Helen: The puppets were elaborated by Patrick Martel, a professional puppet designer from Canada. As we added new creatures to the world of Pandora, it was a long process that started before the puppeteers arrived on the show.
However, we've since made some amendments to the physical, as through use, we have wanted minor modifications so that we can make them look as lifelike as possible. I'm the Artist Coach for puppetry on the show, so have collaborated with our props team and external puppet-makers several times to make these amendments.
Antony: Besides, we're encouraged to keep the moments and characters alive, so we all have input into the characters and choreographies.
Any advice for aspiring performers?
Antony: Practise, train and make as many connections and friends who are in the same field as you as you can.
Helen: Try everything!
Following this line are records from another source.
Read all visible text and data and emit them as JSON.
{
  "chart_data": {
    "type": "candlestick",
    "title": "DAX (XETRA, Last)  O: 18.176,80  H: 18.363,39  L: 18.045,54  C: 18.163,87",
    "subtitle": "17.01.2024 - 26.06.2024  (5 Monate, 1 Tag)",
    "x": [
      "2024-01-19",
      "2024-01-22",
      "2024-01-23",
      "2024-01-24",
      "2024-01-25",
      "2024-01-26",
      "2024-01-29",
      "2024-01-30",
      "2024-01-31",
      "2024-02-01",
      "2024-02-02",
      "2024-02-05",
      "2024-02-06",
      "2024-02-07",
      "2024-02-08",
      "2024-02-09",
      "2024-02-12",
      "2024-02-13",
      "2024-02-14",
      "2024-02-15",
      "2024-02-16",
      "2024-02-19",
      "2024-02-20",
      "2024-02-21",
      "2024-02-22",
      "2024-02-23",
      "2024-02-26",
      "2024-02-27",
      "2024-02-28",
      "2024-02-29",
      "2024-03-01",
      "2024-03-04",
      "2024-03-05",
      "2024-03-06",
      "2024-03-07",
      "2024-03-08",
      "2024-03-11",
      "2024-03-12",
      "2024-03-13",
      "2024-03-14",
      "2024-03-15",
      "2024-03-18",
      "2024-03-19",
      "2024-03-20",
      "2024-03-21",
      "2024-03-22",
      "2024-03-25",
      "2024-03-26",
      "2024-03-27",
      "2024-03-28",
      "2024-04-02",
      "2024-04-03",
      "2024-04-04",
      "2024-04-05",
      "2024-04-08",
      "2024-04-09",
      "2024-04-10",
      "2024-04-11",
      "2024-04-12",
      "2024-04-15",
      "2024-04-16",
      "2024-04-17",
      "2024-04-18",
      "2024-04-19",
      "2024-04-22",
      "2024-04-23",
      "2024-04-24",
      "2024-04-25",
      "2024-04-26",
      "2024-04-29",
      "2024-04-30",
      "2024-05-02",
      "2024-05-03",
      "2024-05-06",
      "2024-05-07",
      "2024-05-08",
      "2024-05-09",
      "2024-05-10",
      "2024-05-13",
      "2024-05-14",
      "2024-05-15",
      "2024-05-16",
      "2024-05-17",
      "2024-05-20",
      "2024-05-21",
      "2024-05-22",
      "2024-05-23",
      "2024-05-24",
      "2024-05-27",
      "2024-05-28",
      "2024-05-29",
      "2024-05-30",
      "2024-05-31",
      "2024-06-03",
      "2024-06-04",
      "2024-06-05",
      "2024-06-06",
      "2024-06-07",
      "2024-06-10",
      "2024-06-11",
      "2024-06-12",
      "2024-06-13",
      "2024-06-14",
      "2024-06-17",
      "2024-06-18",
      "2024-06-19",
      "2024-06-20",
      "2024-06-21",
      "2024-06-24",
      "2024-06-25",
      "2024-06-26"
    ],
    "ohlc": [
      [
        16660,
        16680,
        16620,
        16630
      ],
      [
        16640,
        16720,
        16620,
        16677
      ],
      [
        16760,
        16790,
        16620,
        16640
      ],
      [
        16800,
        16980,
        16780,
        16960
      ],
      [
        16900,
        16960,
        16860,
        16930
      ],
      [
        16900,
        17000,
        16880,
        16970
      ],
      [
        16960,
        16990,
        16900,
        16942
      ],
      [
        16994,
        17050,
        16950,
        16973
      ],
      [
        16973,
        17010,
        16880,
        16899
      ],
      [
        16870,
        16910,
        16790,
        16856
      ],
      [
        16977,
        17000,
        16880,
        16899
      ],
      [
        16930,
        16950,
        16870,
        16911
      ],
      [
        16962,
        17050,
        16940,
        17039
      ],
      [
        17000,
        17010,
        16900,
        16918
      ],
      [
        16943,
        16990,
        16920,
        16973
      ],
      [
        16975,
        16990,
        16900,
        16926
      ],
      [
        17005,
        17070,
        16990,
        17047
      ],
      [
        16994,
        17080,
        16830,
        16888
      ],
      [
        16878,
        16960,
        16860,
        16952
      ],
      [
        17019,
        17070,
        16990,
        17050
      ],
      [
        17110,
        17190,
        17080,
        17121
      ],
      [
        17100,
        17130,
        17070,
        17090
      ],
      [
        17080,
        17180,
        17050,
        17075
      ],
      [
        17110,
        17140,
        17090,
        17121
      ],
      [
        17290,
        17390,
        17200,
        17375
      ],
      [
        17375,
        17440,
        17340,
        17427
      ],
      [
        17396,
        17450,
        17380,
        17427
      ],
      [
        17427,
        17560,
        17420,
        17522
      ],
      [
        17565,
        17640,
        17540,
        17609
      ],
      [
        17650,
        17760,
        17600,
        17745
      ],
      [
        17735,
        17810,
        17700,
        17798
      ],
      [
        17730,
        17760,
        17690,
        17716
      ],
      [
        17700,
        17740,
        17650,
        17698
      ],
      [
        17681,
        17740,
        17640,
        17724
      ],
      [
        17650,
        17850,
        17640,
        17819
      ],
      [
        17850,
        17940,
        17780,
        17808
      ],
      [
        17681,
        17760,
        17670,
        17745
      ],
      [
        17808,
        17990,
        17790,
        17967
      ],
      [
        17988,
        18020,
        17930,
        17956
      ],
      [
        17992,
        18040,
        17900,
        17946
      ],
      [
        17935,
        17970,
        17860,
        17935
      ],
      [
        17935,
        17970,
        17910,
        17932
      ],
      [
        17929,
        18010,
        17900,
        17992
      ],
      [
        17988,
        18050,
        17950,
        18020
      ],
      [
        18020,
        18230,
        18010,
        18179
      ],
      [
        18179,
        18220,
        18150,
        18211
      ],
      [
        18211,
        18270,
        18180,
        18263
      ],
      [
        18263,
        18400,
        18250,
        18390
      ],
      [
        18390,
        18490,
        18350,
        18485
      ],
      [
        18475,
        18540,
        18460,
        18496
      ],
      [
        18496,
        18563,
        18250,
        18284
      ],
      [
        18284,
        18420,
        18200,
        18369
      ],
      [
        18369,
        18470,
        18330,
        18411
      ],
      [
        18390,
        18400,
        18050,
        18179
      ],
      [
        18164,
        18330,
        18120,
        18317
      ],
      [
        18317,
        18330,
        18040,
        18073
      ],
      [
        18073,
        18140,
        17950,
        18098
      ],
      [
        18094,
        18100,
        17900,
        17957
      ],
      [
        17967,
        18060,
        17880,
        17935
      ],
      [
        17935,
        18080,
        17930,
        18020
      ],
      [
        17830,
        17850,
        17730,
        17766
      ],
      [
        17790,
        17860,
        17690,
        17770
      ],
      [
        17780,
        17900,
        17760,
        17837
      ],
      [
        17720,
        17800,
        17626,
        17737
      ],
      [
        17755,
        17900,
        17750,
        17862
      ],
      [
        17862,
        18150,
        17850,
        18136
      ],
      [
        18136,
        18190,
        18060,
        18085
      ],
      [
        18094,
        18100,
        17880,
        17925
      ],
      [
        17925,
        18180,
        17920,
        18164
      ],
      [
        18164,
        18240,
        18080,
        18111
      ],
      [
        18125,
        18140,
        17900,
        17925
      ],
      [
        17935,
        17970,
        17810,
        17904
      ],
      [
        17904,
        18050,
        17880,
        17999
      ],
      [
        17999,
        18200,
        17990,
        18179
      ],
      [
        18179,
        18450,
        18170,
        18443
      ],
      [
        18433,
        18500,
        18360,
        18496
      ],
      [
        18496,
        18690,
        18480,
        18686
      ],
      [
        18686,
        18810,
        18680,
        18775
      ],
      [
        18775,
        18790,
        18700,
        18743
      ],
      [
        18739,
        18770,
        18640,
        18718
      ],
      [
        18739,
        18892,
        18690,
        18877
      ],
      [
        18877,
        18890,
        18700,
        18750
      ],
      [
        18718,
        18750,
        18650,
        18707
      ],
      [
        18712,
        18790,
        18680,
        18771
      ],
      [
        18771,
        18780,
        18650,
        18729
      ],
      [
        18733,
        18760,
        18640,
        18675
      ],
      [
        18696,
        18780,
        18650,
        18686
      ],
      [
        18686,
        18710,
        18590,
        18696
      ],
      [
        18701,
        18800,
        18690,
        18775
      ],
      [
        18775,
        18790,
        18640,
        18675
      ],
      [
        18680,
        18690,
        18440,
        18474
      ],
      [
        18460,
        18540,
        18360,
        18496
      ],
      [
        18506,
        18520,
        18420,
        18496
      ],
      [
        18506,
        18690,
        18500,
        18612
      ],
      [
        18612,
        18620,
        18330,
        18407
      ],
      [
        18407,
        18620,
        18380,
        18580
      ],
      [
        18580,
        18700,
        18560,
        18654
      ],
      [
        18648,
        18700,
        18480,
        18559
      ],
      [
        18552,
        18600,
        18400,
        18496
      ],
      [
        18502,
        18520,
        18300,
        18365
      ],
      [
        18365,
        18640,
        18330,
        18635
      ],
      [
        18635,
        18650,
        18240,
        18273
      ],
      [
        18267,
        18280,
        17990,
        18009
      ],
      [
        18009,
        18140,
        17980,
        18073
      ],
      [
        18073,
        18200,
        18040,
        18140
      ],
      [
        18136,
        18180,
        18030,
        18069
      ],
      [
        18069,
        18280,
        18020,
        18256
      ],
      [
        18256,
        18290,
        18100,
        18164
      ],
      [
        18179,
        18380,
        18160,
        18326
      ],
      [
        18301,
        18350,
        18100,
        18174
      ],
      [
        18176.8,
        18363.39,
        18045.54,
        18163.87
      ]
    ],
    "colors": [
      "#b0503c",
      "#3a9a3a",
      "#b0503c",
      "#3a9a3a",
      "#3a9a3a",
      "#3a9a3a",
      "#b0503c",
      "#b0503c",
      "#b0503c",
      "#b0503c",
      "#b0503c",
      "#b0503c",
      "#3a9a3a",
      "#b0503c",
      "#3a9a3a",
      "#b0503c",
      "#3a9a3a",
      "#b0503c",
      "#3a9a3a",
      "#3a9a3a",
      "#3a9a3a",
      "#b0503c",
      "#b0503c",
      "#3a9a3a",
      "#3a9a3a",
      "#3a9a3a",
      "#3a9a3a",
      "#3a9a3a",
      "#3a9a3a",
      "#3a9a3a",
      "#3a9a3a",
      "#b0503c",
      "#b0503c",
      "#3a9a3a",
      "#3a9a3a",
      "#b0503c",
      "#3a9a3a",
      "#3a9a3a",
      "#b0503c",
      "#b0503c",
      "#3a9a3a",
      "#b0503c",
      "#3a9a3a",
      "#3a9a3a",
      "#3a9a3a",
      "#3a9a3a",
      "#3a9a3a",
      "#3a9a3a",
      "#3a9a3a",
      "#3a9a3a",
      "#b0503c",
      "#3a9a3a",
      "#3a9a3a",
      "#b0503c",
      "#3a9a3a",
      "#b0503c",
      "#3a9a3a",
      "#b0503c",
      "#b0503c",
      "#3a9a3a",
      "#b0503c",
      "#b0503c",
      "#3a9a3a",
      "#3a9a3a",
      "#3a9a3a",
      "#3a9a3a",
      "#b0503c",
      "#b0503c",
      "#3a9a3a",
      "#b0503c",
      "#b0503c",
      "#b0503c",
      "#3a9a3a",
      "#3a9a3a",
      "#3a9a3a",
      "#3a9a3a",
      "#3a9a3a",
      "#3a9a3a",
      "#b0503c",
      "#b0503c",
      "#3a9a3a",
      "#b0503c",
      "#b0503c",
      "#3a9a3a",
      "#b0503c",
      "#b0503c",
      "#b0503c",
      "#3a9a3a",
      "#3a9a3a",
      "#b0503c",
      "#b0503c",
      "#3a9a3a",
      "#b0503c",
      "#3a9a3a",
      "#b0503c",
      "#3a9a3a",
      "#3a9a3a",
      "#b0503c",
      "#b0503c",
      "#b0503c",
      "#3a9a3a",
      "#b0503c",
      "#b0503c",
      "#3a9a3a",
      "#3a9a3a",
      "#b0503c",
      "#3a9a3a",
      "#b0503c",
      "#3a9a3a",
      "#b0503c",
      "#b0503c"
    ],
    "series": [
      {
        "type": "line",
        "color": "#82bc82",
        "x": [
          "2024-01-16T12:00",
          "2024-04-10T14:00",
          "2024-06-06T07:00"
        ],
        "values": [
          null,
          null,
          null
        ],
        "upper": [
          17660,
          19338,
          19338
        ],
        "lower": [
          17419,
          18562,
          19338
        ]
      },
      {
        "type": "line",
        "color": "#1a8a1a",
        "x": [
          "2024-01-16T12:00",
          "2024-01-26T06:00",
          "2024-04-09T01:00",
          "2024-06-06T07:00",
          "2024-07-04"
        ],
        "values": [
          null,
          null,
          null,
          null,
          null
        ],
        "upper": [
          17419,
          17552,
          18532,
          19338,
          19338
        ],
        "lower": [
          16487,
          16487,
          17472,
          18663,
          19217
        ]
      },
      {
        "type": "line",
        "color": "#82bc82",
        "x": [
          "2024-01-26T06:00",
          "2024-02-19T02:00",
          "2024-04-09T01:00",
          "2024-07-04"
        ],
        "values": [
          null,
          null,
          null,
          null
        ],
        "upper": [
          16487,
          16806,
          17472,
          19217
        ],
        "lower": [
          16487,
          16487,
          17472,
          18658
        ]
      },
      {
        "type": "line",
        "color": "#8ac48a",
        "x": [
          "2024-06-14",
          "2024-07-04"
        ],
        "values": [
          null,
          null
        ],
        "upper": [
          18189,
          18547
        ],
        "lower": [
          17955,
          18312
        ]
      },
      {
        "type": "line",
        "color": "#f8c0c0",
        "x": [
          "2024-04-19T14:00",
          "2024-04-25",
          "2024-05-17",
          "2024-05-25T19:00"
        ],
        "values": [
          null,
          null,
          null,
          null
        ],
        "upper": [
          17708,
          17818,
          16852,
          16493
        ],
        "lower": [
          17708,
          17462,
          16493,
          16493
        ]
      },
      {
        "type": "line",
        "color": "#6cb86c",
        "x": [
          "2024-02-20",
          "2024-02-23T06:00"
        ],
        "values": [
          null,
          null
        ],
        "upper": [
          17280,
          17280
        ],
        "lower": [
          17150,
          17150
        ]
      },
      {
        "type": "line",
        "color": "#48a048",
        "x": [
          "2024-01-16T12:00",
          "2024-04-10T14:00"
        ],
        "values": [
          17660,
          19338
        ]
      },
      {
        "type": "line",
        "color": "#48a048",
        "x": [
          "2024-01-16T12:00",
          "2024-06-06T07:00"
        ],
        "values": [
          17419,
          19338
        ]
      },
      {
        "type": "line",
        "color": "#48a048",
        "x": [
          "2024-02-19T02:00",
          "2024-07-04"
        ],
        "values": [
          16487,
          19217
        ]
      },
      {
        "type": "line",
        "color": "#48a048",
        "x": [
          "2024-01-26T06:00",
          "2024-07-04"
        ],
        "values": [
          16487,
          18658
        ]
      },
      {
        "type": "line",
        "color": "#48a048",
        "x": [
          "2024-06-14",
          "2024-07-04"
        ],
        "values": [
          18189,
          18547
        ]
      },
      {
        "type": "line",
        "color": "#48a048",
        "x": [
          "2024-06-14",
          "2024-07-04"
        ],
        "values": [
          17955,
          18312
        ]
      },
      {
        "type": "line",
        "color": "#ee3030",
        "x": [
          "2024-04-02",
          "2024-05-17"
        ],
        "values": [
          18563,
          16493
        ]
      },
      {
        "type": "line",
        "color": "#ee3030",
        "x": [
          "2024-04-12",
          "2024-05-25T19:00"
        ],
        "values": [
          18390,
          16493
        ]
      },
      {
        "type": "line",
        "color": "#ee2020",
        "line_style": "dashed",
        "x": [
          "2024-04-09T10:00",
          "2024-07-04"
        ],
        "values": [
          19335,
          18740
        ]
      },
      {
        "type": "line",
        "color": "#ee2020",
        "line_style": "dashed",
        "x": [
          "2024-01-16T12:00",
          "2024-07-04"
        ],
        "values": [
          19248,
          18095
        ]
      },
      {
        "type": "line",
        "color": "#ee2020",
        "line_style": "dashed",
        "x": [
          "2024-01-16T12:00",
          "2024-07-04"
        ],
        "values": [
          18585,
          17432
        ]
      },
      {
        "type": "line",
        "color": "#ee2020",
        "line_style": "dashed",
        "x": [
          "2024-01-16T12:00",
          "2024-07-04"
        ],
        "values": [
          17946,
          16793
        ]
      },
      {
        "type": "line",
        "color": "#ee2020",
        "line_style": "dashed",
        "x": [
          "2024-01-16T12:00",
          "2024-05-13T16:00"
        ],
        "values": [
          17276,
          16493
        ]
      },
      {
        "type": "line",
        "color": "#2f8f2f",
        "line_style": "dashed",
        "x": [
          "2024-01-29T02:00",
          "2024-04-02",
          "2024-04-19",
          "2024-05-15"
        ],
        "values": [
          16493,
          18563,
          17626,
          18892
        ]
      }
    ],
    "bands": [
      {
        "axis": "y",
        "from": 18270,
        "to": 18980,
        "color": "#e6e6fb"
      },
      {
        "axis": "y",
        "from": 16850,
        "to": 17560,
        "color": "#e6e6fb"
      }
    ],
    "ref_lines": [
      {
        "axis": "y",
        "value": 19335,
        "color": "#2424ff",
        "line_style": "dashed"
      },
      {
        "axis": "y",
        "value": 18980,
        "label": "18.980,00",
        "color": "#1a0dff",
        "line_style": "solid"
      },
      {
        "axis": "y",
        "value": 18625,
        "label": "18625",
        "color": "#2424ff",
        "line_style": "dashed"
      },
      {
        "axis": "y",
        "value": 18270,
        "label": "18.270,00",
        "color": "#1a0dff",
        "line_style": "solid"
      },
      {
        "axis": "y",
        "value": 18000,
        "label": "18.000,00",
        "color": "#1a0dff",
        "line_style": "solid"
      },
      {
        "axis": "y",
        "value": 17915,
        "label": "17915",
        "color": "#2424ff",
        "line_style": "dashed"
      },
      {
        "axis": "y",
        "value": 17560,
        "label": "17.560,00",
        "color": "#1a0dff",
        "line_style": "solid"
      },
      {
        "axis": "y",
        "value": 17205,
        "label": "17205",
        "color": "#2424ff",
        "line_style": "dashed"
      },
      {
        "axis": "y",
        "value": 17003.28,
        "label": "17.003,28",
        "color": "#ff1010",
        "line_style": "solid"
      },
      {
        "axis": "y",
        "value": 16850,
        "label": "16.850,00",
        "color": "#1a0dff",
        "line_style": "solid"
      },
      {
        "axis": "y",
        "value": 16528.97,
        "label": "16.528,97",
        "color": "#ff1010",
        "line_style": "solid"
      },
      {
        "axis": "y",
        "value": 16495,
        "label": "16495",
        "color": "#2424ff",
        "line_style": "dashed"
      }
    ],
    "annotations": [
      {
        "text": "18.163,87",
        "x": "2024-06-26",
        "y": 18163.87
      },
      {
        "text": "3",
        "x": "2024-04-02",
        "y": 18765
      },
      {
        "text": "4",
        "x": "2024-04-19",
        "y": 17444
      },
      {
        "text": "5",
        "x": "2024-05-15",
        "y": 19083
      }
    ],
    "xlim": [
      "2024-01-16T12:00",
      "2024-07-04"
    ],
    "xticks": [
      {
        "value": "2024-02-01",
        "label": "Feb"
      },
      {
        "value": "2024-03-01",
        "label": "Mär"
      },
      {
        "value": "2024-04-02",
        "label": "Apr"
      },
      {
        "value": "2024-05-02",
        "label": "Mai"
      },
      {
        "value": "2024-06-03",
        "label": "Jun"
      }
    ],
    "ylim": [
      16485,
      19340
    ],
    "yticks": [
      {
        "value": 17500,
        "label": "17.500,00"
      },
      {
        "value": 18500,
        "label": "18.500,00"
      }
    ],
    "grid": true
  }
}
Don't get bogged down by the idea that you're a specific type of performer before you've even started.
I was totally convinced that I was going to be purely a 'straight' actress, performing Shakespeare. Now, I'm a circus puppeteer touring the world! Be open to different skills and opportunities - you never know where it might lead.
If you had to operate one puppet for the rest of your life, which character would you be?
Helen: Definitely Jeff the turtapede. He's the easiest of our puppets to operate, but also lots of fun.
We basically get into the turtle-like shape and propel him forward with our feet. I think I could manage him well into my old age. The others might be a little difficult in later life.
Antony: For me, it would be the TORUK, for sure!
Why should people come to TORUK?
Helen: I think TORUK is unlike any other touring show that I've heard of. The scale, the projections and the sheer spectacle of the piece all make it an experience not to be missed.
Antony: It's a visual feast of incredible proportions. We have projections larger than five IMAX screens that cover the entire stage and showcase multiple landscapes of Pandora. Add the puppets, the music, the beautiful costumes, and the acrobatics... you get a beautiful show for the whole family.